Thursday, April 3, 2014

Lessons in true Tzniut from a non-Jewish waitress

A friend forwarded a video (see below) of an "April Fool's" prank. But it wasn't so much a prank as a show of appreciation - and a "boost" - for someone who really deserved it. The woman, Chelsea Roff, is a struggling waitress who has supported her baby sister from the time she was a little girl, battled a severe eating disorder, and now runs a non-profit yoga center for helping other women overcome eating disorders. In the video, she is showered with lavish gifts from "customers" over the course of a shift - only to discover that the whole thing was set up by her friends. One of the first thoughts that came to my mind after watching it: Wow, that's tzniut.

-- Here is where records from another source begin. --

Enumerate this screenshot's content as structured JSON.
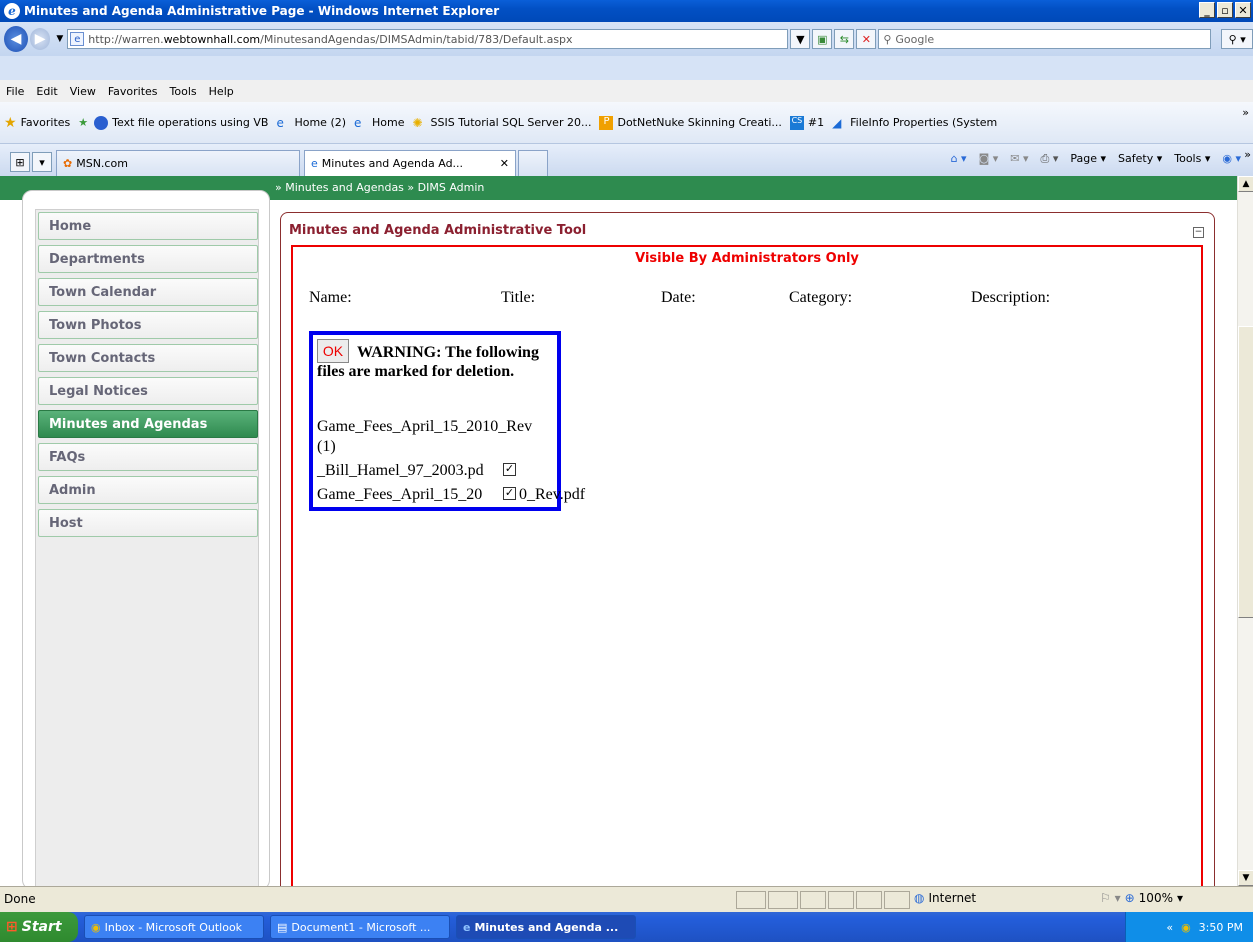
{
  "window": {
    "title": "Minutes and Agenda Administrative Page - Windows Internet Explorer"
  },
  "address": {
    "url_prefix": "http://warren.",
    "url_domain": "webtownhall.com",
    "url_path": "/MinutesandAgendas/DIMSAdmin/tabid/783/Default.aspx",
    "search_placeholder": "Google"
  },
  "menu": [
    "File",
    "Edit",
    "View",
    "Favorites",
    "Tools",
    "Help"
  ],
  "favorites": {
    "label": "Favorites",
    "items": [
      "Text file operations using VB",
      "Home (2)",
      "Home",
      "SSIS Tutorial SQL Server 20...",
      "DotNetNuke Skinning Creati...",
      "#1",
      "FileInfo Properties (System"
    ]
  },
  "tabs": {
    "quick_tab": "MSN.com",
    "active_tab": "Minutes and Agenda Ad...",
    "tools": [
      "Page ▾",
      "Safety ▾",
      "Tools ▾"
    ]
  },
  "page": {
    "breadcrumb": "» Minutes and Agendas » DIMS Admin",
    "nav": [
      "Home",
      "Departments",
      "Town Calendar",
      "Town Photos",
      "Town Contacts",
      "Legal Notices",
      "Minutes and Agendas",
      "FAQs",
      "Admin",
      "Host"
    ],
    "active_nav": "Minutes and Agendas",
    "module_title": "Minutes and Agenda Administrative Tool",
    "visible_note": "Visible By Administrators Only",
    "columns": [
      "Name:",
      "Title:",
      "Date:",
      "Category:",
      "Description:"
    ],
    "warning": {
      "ok_label": "OK",
      "message": "WARNING: The following files are marked for deletion.",
      "lines": [
        "Game_Fees_April_15_2010_Rev",
        "(1)",
        "_Bill_Hamel_97_2003.pd",
        "Game_Fees_April_15_20",
        "0_Rev.pdf"
      ]
    }
  },
  "status": {
    "text": "Done",
    "zone": "Internet",
    "zoom": "100%"
  },
  "taskbar": {
    "start": "Start",
    "tasks": [
      "Inbox - Microsoft Outlook",
      "Document1 - Microsoft ...",
      "Minutes and Agenda ..."
    ],
    "clock": "3:50 PM"
  }
}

The frum world tends to think about tzniut (modesty) in terms of skirt length and collar buttons. By that measure, Chelsea in her sleeveless shirt would hardly be held as a model of tzniut. She'd be looked down upon in many circles as crude and immodest, and in fact she'd potentially be in danger if she walked through certain "modesty-obsessed" communities in Israel dressed like that.

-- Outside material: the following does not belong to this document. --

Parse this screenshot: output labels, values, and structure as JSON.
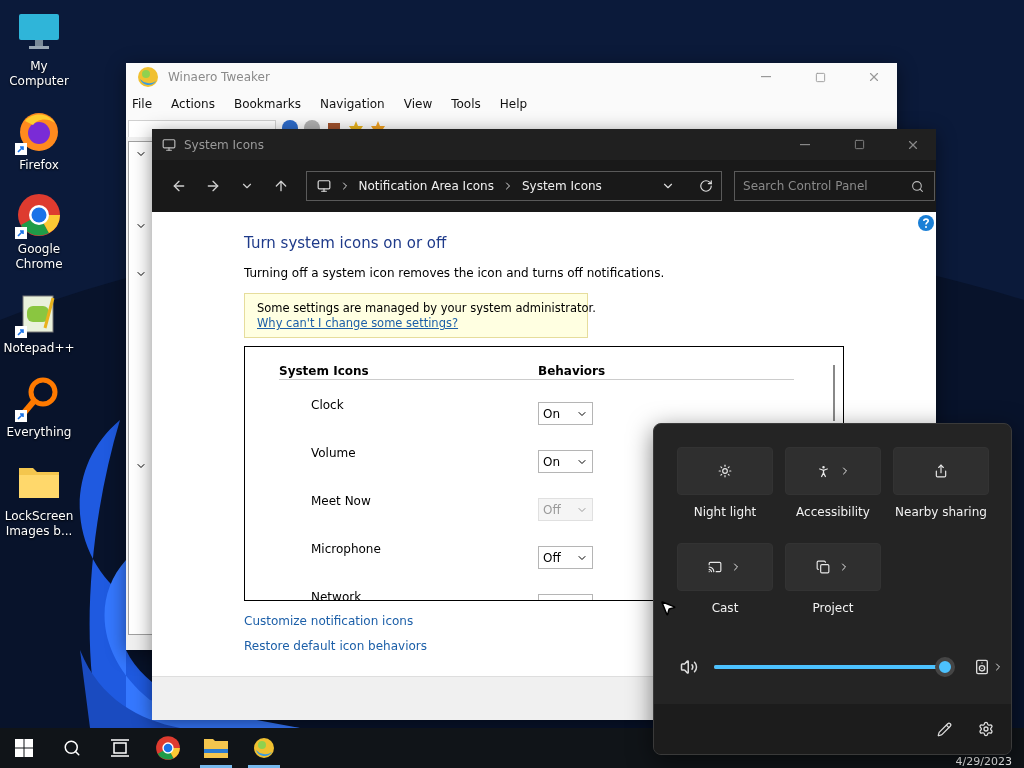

And yet Chelsea's whole demeanor bespeaks tzniut of a much more profound variety. She walks without the slightest air of self-importance or ego, without vanity or sexual provocativeness. She encounters gifts, appreciation and attention with a distinct feeling of awkwardness, a sense of "Me? I don't deserve all this." And that, I submit, is a sign of true modesty.

Compare that to the (unfortunately not small number of) frum Jews who walk around with the sense that the entire cosmos revolves around them, with a feeling (and indeed a whole religious philosophy) of superiority over non-Jews, a sense of arrogance in the absolute certainty that they're fulfilling the will of the Creator, whereas everyone else basically doesn't have a clue, is at best ultimately meant to serve them, and at worst is subject to Hashem's "wrath upon the nations". I don't care how many frocks or hats or sheitels you have on or how many buttons you have buttoned - if you think you're "the stuff" and everyone else is just "chaff", then not only do you not know what real modesty is about - you've turned the very concept on its head.


  1. Well that's the real challenge of tznius, being both modest in appearance and in behaviour. But which is more important? I'd say behaviour.

    1. Especially since clothing is much more culture-dependent rather than something which is either "modest" or "immodest" innately.

  2. Thank you for sharing the video and the good essay.